Sydney (AFP): The Wallabies rugby team was blasted by the Australian media after their record defeat to Wales on Sunday left Eddie Jones’ side on the verge of an early World Cup exit.
The two-time world champions crashed to a 40-6 loss to the Welsh on the back of a shock pool defeat to Fiji to leave Australia’s hopes of reaching the quarter-finals all but over. Sunday’s result was both Australia’s heaviest defeat at a Rugby World Cup and their worst-ever loss to Wales.
Australia, who have one pool game left against Portugal, are set to miss out on the World Cup knock-out stages for the first time in 10 tournaments having only beaten tier-two side Georgia so far in France.
“Rock Bottom: Wallabies worst nightmare comes true,” was the verdict of media outlets The Australian and The Daily Telegraph.
The latest loss ramps up the pressure on Australia head coach Eddie Jones after seven defeats in eight games since he took charge in January.
Following the defeat in Lyon, Jones apologised for the result but denied Australian media reports claiming he has been interviewed by the Japan Rugby Union about coaching their team after the World Cup.

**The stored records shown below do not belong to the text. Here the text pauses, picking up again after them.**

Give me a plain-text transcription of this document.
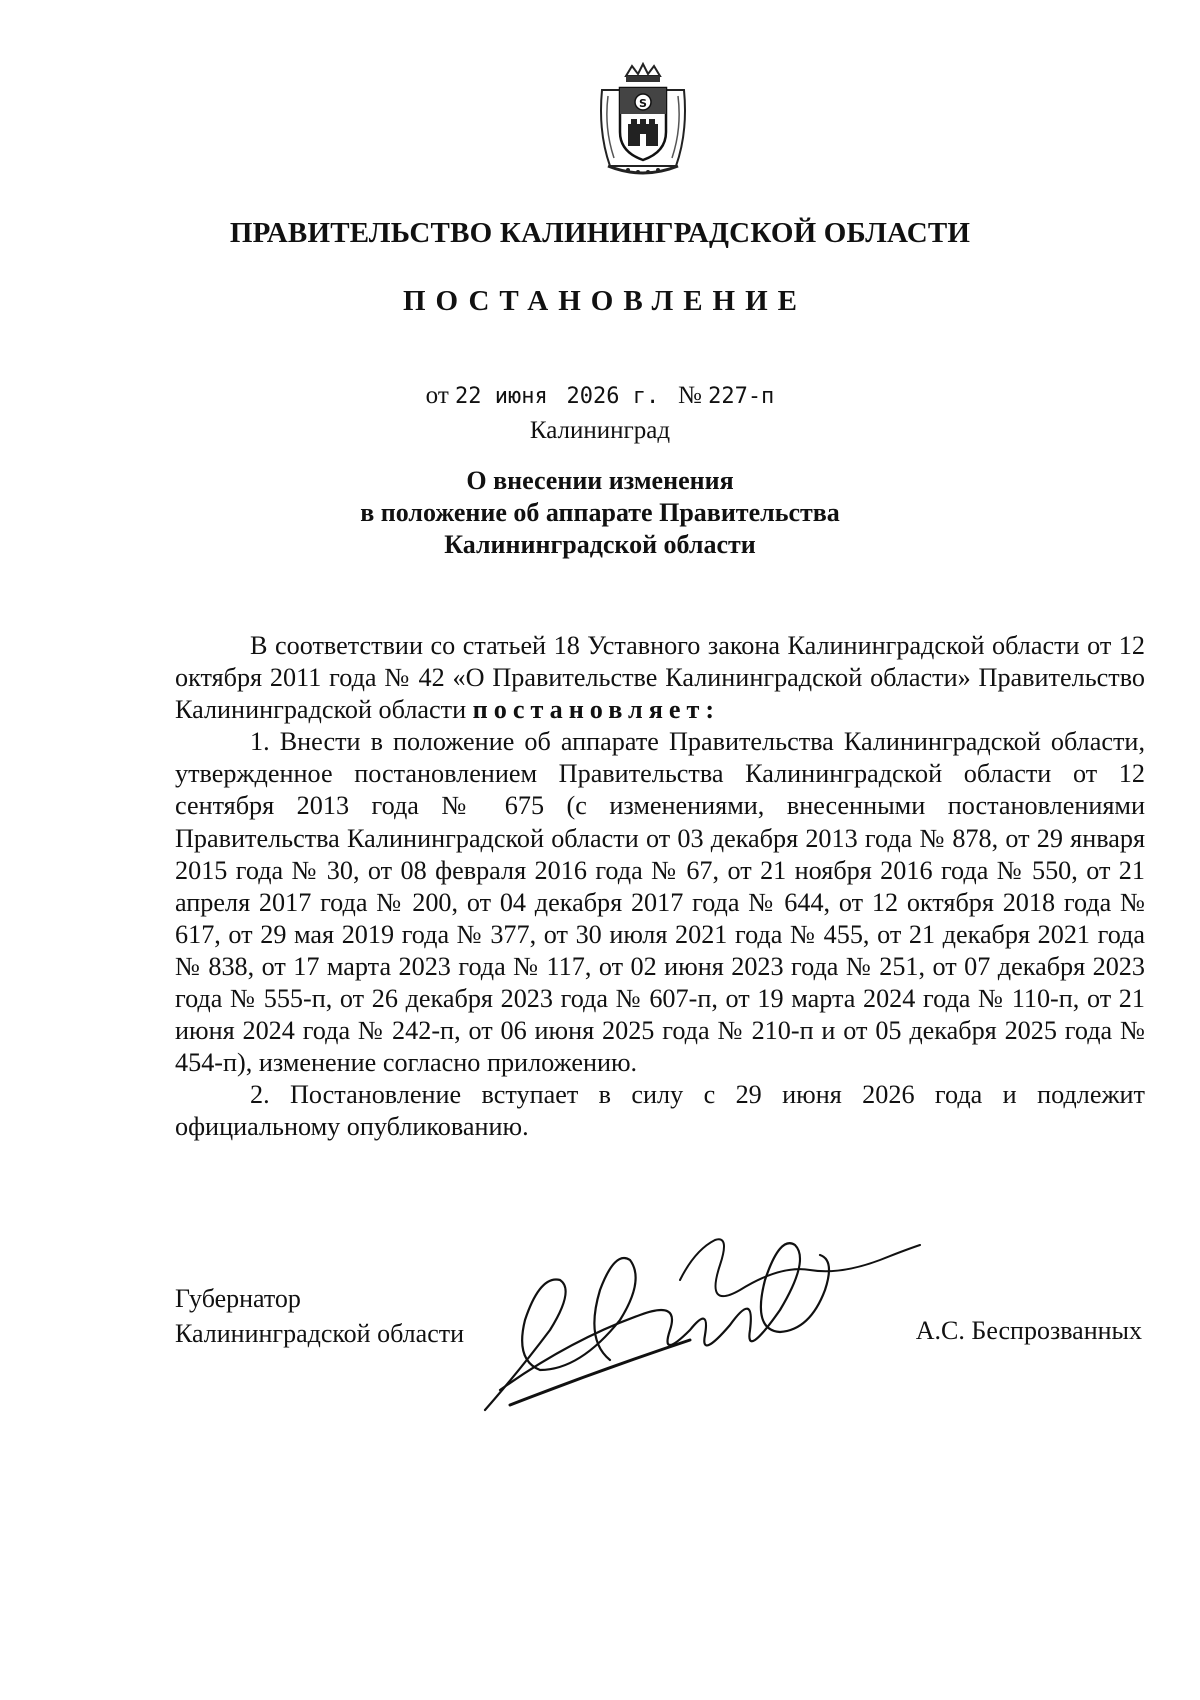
S
ПРАВИТЕЛЬСТВО КАЛИНИНГРАДСКОЙ ОБЛАСТИ
ПОСТАНОВЛЕНИЕ
от 22 июня 2026 г. № 227-п
Калининград
О внесении изменения
в положение об аппарате Правительства
Калининградской области

В соответствии со статьей 18 Уставного закона Калининградской области от 12 октября 2011 года № 42 «О Правительстве Калининградской области» Правительство Калининградской области постановляет:

1. Внести в положение об аппарате Правительства Калининградской области, утвержденное постановлением Правительства Калининградской области от 12 сентября 2013 года № 675 (с изменениями, внесенными постановлениями Правительства Калининградской области от 03 декабря 2013 года № 878, от 29 января 2015 года № 30, от 08 февраля 2016 года № 67, от 21 ноября 2016 года № 550, от 21 апреля 2017 года № 200, от 04 декабря 2017 года № 644, от 12 октября 2018 года № 617, от 29 мая 2019 года № 377, от 30 июля 2021 года № 455, от 21 декабря 2021 года № 838, от 17 марта 2023 года № 117, от 02 июня 2023 года № 251, от 07 декабря 2023 года № 555-п, от 26 декабря 2023 года № 607-п, от 19 марта 2024 года № 110-п, от 21 июня 2024 года № 242-п, от 06 июня 2025 года № 210-п и от 05 декабря 2025 года № 454-п), изменение согласно приложению.

2. Постановление вступает в силу с 29 июня 2026 года и подлежит официальному опубликованию.

Губернатор
Калининградской области	А.С. Беспрозванных
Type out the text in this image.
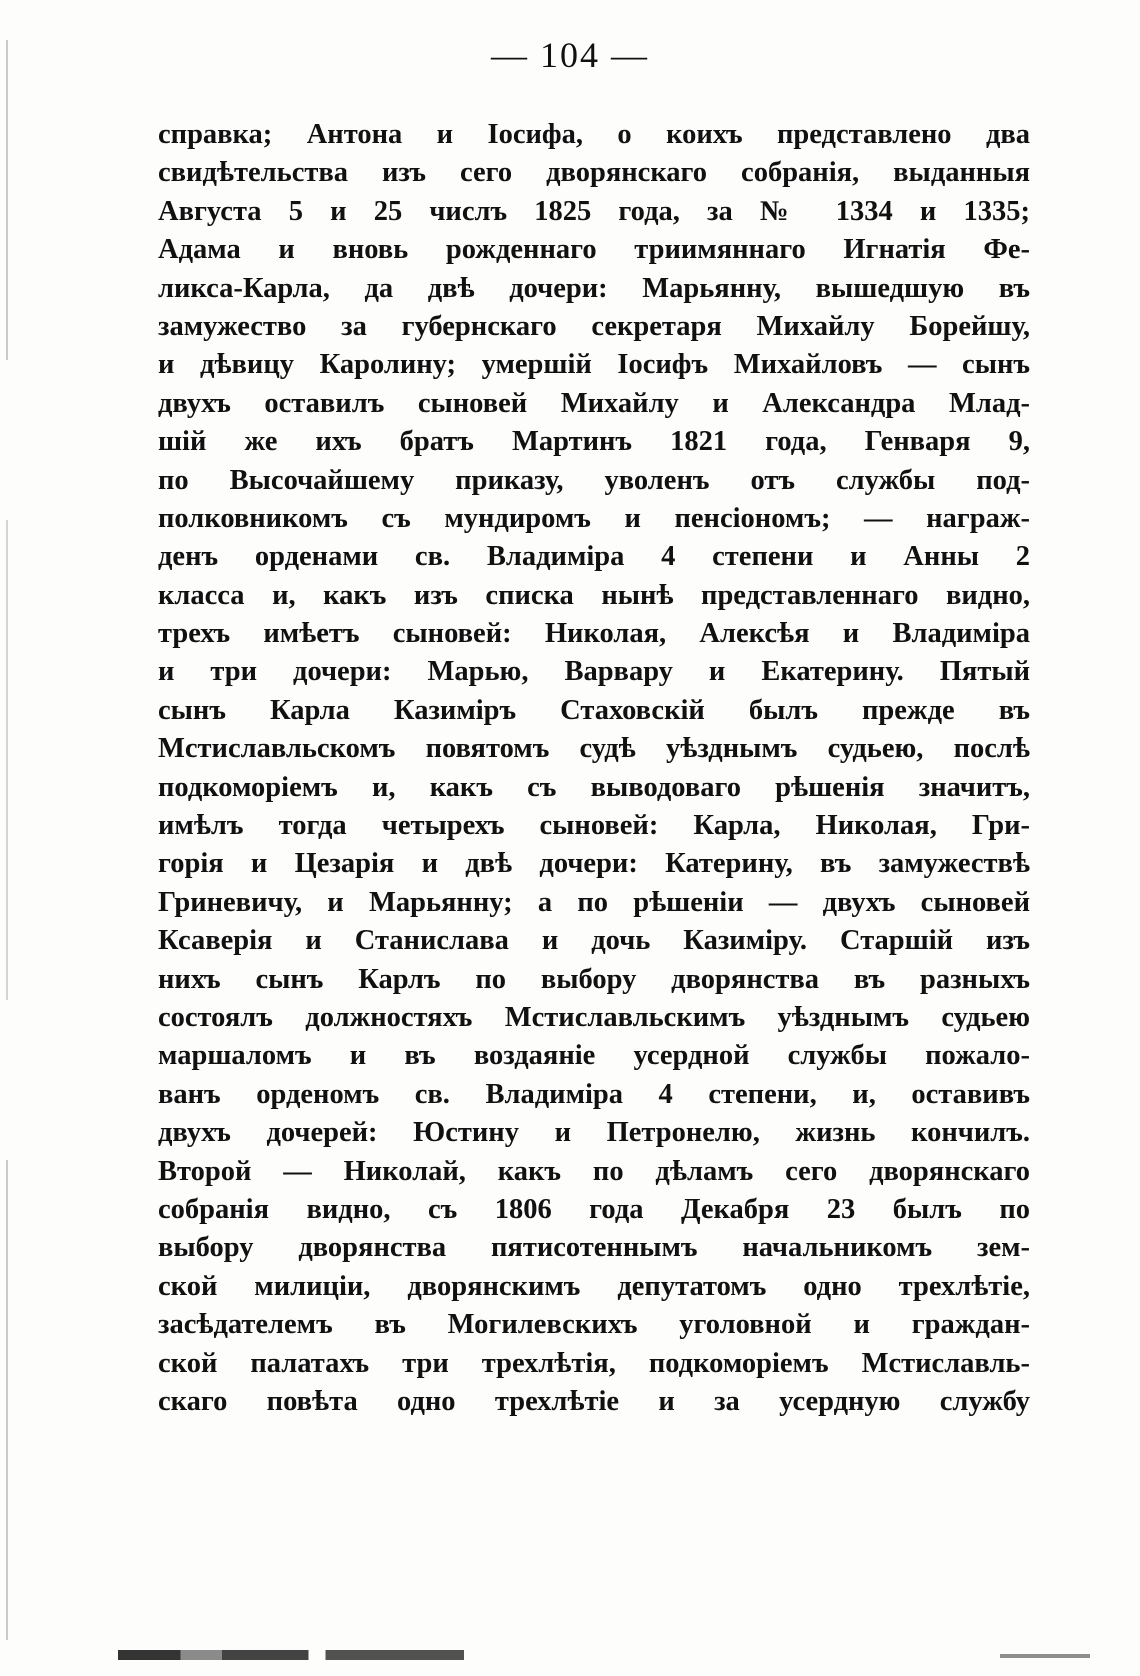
— 104 —
справка; Антона и Іосифа, о коихъ представлено два
свидѣтельства изъ сего дворянскаго собранія, выданныя
Августа 5 и 25 числъ 1825 года, за № 1334 и 1335;
Адама и вновь рожденнаго триимяннаго Игнатія Фе-
ликса-Карла, да двѣ дочери: Марьянну, вышедшую въ
замужество за губернскаго секретаря Михайлу Борейшу,
и дѣвицу Каролину; умершій Іосифъ Михайловъ — сынъ
двухъ оставилъ сыновей Михайлу и Александра Млад-
шій же ихъ братъ Мартинъ 1821 года, Генваря 9,
по Высочайшему приказу, уволенъ отъ службы под-
полковникомъ съ мундиромъ и пенсіономъ; — награж-
денъ орденами св. Владиміра 4 степени и Анны 2
класса и, какъ изъ списка нынѣ представленнаго видно,
трехъ имѣетъ сыновей: Николая, Алексѣя и Владиміра
и три дочери: Марью, Варвару и Екатерину. Пятый
сынъ Карла Казиміръ Стаховскій былъ прежде въ
Мстиславльскомъ повятомъ судѣ уѣзднымъ судьею, послѣ
подкоморіемъ и, какъ съ выводоваго рѣшенія значитъ,
имѣлъ тогда четырехъ сыновей: Карла, Николая, Гри-
горія и Цезарія и двѣ дочери: Катерину, въ замужествѣ
Гриневичу, и Марьянну; а по рѣшеніи — двухъ сыновей
Ксаверія и Станислава и дочь Казиміру. Старшій изъ
нихъ сынъ Карлъ по выбору дворянства въ разныхъ
состоялъ должностяхъ Мстиславльскимъ уѣзднымъ судьею
маршаломъ и въ воздаяніе усердной службы пожало-
ванъ орденомъ св. Владиміра 4 степени, и, оставивъ
двухъ дочерей: Юстину и Петронелю, жизнь кончилъ.
Второй — Николай, какъ по дѣламъ сего дворянскаго
собранія видно, съ 1806 года Декабря 23 былъ по
выбору дворянства пятисотеннымъ начальникомъ зем-
ской милиціи, дворянскимъ депутатомъ одно трехлѣтіе,
засѣдателемъ въ Могилевскихъ уголовной и граждан-
ской палатахъ три трехлѣтія, подкоморіемъ Мстиславль-
скаго повѣта одно трехлѣтіе и за усердную службу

Jones has also been heavily criticised for bringing an inexperienced squad to the Rugby World Cup.
“The Eddie Jones experiment can officially be declared a disaster after the Wallabies all but crashed out of the World Cup in record-breaking fashion,” rugby reporter Tom Decent wrote in the Sydney Morning Herald.
Several Wallabies stars expressed their dismay at the result. “Shattered for @Wallabies but congrats to my valley friends,” wrote former Australia fly-half Matt Giteau on social media outlet X. “It didn’t have to be like this,” Wallabies back Bernard Foley, 34, also posted.
However veteran Wallabies flanker Michael Hooper, who Jones omitted from the World Cup squad because of injury, came to the head coach’s defence.
“A lot is going to come on Eddie, and maybe there’s some fairness in that,” Hooper told broadcaster Stan Sport.
“But I’ve been in the camp. No one is up for more hours than Eddie. Eddie is up until 11pm thinking about how to make the Wallabies team better, and he’s waking up at 3am answering messages.
“Let’s not have a crack at the bloke.” Former New Zealand international and Stan Sport pundit Sonny Bill Williams said he felt for the players and travelling Australian supporters, who left the stadium early in their droves.
“That second half, they looked like a team that just lost belief,” said Williams, a double World Cup winner with the All Blacks. “40-6 was really embarrassing and I feel for these kids. They’re going to carry this on for the rest of their careers and feel this until they get to come back here again and rectify it.”